Manoeuvres in aerospace fail to spark interest they deserve

As an Arsenal supporter, I don’t much care whether Rupert Murdoch takes over Manchester United, save to say that there is an unhealthy Anglo-Saxon paranoia over vertical integration in any industry. It may be fuelled by Murdophobia in the media that he doesn’t own – and that’s why this deal will eclipse other, more important, business stories for weeks to come. But it has to be said that vertical integration isn’t necessarily the commercial public enemy many Brits automatically appear to assume it is.

The privatisation of the utilities industries under the last Government would be more widely considered a success if they had been allowed to retain or develop a degree of vertical integration. As it is, the electricity generators were denied ownership of both the nuclear industry and the means of power distribution, while operating a duopoly that was neither pluralistic nor consolidated. The delay for water companies in the development of multi-utility businesses cost British companies dearly in the development of cable television and telecoms interests.

The Americans, meanwhile, despite a rigorous anti-trust environment and because of the US’s vast land mass, have developed an altogether more tolerant attitude to vertical integration in the utilities industries and, consequently, across its industrial base. It’s this attitude to industrial development that will have generated some of the more interesting conversations this week at an arena of far greater importance to the British and European economies than Old Trafford – the 50th Farnborough Air Show.

British Airways has just secured a 33 per cent discount from Airbus on a 3bn order for 75 aircraft, freezing out Boeing.

Airbus and its suppliers would normally expect a gross profit margin of some 15 per cent, so the industry is rife with speculation that Airbus has bought the business as a massive loss leader in order to erode Boeing’s leading edge. If this is even partly true, then the

Government’s line that this is a good deal for Britain may ring a little hollow with the shareholders of the British companies, including British Aerospace, that participate in the Airbus consortium and which, presumably, will have to share in consequent losses.
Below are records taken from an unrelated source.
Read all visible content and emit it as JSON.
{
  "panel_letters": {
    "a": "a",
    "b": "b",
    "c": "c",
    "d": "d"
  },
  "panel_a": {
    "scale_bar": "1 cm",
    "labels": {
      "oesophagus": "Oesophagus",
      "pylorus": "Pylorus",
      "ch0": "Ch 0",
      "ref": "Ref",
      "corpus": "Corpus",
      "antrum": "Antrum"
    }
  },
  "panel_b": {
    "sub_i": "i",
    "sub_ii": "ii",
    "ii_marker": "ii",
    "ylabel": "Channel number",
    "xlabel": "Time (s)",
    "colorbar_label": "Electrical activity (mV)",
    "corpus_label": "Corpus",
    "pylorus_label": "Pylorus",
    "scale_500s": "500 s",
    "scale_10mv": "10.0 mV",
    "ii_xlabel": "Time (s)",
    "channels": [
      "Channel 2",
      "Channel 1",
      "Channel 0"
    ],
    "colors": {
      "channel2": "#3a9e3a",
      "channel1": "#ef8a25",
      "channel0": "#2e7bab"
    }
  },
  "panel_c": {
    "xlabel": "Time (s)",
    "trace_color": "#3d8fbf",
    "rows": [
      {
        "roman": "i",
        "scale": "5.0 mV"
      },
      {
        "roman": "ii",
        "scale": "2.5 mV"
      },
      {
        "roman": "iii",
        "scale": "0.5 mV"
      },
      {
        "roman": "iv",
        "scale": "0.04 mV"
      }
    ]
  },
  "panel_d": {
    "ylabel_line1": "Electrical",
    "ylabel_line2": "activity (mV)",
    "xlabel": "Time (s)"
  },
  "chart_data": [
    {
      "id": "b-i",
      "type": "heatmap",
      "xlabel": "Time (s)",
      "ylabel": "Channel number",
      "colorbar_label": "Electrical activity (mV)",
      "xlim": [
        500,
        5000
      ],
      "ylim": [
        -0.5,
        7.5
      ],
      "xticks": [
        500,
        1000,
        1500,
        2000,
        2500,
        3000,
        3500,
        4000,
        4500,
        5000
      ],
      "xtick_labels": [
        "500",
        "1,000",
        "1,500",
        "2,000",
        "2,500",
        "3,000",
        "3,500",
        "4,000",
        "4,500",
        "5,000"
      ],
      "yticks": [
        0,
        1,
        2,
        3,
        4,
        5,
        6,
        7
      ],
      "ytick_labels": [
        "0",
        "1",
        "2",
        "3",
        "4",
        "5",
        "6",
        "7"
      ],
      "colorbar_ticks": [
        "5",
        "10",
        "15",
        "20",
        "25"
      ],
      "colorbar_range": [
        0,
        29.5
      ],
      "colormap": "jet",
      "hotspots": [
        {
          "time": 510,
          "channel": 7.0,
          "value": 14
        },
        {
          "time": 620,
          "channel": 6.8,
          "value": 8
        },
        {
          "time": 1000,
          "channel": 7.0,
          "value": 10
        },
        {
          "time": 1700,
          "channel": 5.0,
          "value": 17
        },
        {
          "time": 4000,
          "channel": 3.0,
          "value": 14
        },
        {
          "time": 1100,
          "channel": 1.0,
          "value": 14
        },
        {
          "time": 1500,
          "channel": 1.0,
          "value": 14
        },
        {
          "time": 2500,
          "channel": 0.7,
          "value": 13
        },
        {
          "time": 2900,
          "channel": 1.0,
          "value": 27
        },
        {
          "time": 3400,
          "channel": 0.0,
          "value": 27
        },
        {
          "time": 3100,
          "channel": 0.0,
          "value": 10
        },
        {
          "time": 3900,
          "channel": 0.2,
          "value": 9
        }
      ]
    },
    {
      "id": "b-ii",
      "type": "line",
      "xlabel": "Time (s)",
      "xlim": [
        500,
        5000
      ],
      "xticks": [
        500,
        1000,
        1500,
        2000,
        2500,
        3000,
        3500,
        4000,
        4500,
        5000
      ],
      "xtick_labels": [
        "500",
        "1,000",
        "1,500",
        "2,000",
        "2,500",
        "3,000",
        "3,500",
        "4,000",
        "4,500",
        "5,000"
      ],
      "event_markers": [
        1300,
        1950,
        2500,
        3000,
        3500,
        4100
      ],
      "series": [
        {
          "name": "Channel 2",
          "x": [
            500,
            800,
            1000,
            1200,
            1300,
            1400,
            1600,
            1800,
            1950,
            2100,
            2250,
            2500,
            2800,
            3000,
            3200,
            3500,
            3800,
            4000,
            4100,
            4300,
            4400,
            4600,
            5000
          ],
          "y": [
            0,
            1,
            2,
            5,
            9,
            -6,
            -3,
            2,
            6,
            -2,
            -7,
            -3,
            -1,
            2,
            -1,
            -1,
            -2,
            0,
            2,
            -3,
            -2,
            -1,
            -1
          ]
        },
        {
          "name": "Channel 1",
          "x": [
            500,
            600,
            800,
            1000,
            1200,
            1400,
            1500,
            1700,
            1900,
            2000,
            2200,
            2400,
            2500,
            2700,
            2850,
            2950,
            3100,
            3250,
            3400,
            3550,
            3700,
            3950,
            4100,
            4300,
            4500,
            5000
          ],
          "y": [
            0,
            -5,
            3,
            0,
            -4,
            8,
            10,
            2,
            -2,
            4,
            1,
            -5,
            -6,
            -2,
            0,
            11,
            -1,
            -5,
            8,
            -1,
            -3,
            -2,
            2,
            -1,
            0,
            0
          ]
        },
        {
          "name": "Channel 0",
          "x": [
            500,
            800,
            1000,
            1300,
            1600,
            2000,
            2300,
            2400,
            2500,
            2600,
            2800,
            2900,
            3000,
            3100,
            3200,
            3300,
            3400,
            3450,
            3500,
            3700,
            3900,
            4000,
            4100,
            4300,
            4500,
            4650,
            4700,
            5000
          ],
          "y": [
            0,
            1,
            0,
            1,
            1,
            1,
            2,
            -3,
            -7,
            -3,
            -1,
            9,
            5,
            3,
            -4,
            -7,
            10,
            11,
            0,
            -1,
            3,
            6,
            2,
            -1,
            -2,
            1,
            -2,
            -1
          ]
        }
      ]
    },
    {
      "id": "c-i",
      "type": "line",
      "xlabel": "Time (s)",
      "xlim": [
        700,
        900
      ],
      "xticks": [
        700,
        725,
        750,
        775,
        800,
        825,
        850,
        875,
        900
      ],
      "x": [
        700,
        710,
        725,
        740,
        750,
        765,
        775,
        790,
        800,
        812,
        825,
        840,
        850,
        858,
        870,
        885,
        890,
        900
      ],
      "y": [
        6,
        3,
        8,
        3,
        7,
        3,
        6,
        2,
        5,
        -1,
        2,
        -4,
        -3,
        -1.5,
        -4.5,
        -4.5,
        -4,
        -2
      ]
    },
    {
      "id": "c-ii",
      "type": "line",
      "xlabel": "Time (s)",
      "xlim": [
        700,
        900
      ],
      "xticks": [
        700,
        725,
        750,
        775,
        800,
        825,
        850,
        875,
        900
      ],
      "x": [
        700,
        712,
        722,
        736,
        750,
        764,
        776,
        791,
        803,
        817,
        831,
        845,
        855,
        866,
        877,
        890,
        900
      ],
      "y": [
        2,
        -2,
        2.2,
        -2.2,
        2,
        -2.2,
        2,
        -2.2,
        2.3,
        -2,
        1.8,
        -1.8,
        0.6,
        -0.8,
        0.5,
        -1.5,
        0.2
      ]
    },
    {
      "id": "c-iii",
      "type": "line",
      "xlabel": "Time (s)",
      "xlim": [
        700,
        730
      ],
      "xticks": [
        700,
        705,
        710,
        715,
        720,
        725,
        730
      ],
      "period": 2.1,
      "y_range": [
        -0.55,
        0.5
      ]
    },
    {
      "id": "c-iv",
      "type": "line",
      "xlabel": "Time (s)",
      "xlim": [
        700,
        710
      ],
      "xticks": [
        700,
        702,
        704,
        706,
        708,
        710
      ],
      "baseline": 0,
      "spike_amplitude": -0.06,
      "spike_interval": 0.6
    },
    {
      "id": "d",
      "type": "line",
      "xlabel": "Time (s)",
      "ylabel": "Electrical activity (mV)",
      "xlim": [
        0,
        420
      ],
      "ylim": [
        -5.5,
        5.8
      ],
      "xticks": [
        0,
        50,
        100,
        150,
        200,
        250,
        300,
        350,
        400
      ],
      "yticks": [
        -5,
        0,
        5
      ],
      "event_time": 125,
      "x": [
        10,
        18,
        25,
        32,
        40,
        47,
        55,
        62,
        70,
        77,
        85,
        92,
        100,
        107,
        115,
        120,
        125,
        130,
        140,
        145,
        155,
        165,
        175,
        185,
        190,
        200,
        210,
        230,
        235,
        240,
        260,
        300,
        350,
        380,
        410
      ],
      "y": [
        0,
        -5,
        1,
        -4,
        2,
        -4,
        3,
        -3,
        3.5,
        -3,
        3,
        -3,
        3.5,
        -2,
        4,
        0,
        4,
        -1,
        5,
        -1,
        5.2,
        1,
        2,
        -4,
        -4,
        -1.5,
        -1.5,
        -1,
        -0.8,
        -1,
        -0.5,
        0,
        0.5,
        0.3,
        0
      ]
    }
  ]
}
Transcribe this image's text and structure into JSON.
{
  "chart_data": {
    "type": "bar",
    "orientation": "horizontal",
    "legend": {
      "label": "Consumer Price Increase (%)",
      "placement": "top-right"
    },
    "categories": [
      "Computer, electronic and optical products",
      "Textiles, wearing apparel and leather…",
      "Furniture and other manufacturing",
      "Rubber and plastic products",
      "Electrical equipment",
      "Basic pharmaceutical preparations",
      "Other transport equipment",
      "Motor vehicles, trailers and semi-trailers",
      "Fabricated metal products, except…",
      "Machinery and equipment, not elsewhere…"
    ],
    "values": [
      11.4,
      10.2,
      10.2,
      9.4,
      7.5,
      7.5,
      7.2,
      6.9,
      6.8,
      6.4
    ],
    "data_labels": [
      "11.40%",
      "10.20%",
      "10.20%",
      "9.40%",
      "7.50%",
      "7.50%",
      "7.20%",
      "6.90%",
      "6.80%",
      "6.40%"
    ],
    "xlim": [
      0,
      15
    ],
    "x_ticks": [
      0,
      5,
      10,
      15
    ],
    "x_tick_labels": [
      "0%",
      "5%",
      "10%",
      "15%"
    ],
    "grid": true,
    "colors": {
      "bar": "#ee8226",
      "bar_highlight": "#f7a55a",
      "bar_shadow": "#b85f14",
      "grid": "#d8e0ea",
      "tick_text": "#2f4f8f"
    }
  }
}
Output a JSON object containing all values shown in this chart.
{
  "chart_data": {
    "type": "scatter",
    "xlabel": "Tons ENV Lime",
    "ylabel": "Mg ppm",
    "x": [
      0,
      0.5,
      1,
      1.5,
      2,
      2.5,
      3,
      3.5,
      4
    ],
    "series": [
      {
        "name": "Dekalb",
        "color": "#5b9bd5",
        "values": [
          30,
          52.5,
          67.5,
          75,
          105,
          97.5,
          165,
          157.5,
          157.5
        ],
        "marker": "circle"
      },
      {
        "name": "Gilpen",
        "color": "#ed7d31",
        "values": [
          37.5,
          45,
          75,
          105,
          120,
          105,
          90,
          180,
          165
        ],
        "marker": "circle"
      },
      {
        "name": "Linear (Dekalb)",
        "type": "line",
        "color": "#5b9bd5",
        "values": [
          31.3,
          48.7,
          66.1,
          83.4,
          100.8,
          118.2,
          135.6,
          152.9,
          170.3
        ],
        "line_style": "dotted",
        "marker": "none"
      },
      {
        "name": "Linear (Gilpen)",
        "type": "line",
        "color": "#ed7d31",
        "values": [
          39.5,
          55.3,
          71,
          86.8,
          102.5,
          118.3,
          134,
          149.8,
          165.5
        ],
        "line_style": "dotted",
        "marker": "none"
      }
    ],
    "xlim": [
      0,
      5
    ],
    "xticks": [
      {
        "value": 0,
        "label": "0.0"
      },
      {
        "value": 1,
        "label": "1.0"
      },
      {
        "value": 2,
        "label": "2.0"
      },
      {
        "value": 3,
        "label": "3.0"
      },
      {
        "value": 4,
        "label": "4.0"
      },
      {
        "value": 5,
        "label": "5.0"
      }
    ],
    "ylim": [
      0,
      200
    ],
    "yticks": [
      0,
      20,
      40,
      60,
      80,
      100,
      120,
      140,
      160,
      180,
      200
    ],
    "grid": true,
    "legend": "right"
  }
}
If member governments of the Airbus consortium have underwritten such losses, of course, then regulatory authorities such as the World Trade Organisation – not to mention irate Americans and European taxpayers – will want to know all about it. The issue also raises serious questions about the development of the transatlantic aerospace industries and of the potential dangers of European protectionism within it.

The defence industries of the Western alliance, and aerospace in particular, have been through a period of radical and painful change since the end of the Cold War. If the unification of Europe is largely complete and the West’s security stance has been adjusted to take account of it, then the third phase of these industries’ millennial development must be a realignment of the industrial base that underpins the Atlantic Alliance.

The American industries have been through a period of rapid consolidation off the back of the peace dividend, creating giants such as Lockheed Martin, Raytheon and Northrup Grumman. These have been pulled up short by anti-trust authorities from joining forces themselves. The national boundaries of Europe make similar consolidation more of a problem – leading to considerable competitive nervousness from standard bearers such as BAe and a national government consortium such as Airbus.

The danger must be that any residual “Little England” attitudes in government will develop into a Fortress Europe posture with our continental cousins – what the more enlightened officials in the Foreign Office refer to as “Eurofluffiness”. Such a development would be bad for business and bad for pol itical policy.

It would be bad for business precisely because there isn’t enough trade to go around in the new European market. The opportunities for pooling research and development resources could develop one of the most form-idable transatlantic axes the commercial world has ever known and there is evidence that, in these industries, partnerships with American companies work without one party seeking to oppress the other.

It would be bad for politics only – but vitally, because competition for commercial contracts will increasingly take on a politicised nature and will serve to poison the “special relationship” that has secured Europe for more than half a century.

I’m sorry if this sounds unduly alarmist, but reading the Farnborough situation this week stirs the darkest concerns. These concerns are deepened by fears at Farnborough and throughout the defence industry that a Government which is so concerned with image is much more likely to focus on a press baron’s ambitions for a football club than on issues facing far more serious industries.

Still, the two may come together. I read that 600 jobs might go at a defence-stretched Vickers plant in Newcastle, which may, I suppose, attract political attention were a media tycoon (Conrad Black?) to bid for Newcastle United.